Musée d’art et d’histoire de Neuchâtel jusqu’au 3 janvier 2027
Après la technique dans les Montagnes, direction le littoral. Au MahN, l’exposition À la poursuite du temps, emmène les curieux dans un voyage fascinant depuis les confins de l’univers jusqu’au cœur de la recherche sur les horloges atomiques. La découverte révèle des images spectaculaires du ciel, présente les méthodes utilisées pour mesurer le temps à partir des astres et accorde une place particulière à l’Observatoire de Neuchâtel. L’exposition se distingue aussi par une scénographie soignée et des dispositifs numériques innovants.

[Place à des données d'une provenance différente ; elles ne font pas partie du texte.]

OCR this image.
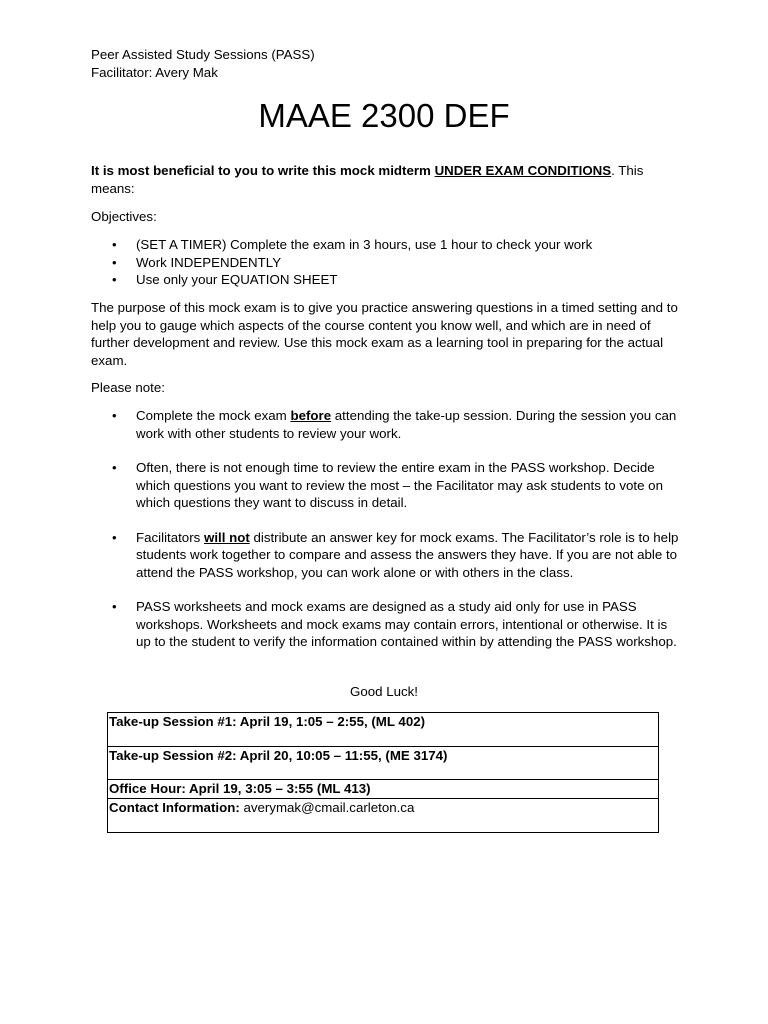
Peer Assisted Study Sessions (PASS)
Facilitator: Avery Mak
MAAE 2300 DEF
It is most beneficial to you to write this mock midterm UNDER EXAM CONDITIONS. This means:
Objectives:
• (SET A TIMER) Complete the exam in 3 hours, use 1 hour to check your work
• Work INDEPENDENTLY
• Use only your EQUATION SHEET
The purpose of this mock exam is to give you practice answering questions in a timed setting and to help you to gauge which aspects of the course content you know well, and which are in need of further development and review. Use this mock exam as a learning tool in preparing for the actual exam.
Please note:
• Complete the mock exam before attending the take-up session. During the session you can work with other students to review your work.
• Often, there is not enough time to review the entire exam in the PASS workshop. Decide which questions you want to review the most – the Facilitator may ask students to vote on which questions they want to discuss in detail.
• Facilitators will not distribute an answer key for mock exams. The Facilitator’s role is to help students work together to compare and assess the answers they have. If you are not able to attend the PASS workshop, you can work alone or with others in the class.
• PASS worksheets and mock exams are designed as a study aid only for use in PASS workshops. Worksheets and mock exams may contain errors, intentional or otherwise. It is up to the student to verify the information contained within by attending the PASS workshop.
Good Luck!
Take-up Session #1: April 19, 1:05 – 2:55, (ML 402)
Take-up Session #2: April 20, 10:05 – 11:55, (ME 3174)
Office Hour: April 19, 3:05 – 3:55 (ML 413)
Contact Information: averymak@cmail.carleton.ca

Jusqu’au 13 septembre 2026, visite exceptionnelle de l’observatoire
Le public fera la rencontre de l’art et de la science dans ce bâtiment exceptionnel ouvert au public jusqu’à la mi-septembre les mercredis, samedis et dimanches. Témoin d’un riche passé scientifique et technique, cet écrin architectural, est souvent qualifié de joyau de l’Art nouveau en raison de l’intervention de Charles L’Eplattenier et de ses élèves. Haut lieu des savoirs, l’observatoire devrait attirer de nombreux visiteurs. Partiellement rénové, le bâtiment conserve
2 témoins majeurs de ses activités : son célèbre télescope à triple réflecteur de 1912, une structure de 9 mètres de hauteur dont l’optique porte la signature de Carl Zeiss et le sismographe signé Quervain-Piccard. Pour enrichir cette visite éphémère, le sous-sol du bâtiment s’est transformé en scène muséale avec plusieurs horloges atomiques et d’autres objets.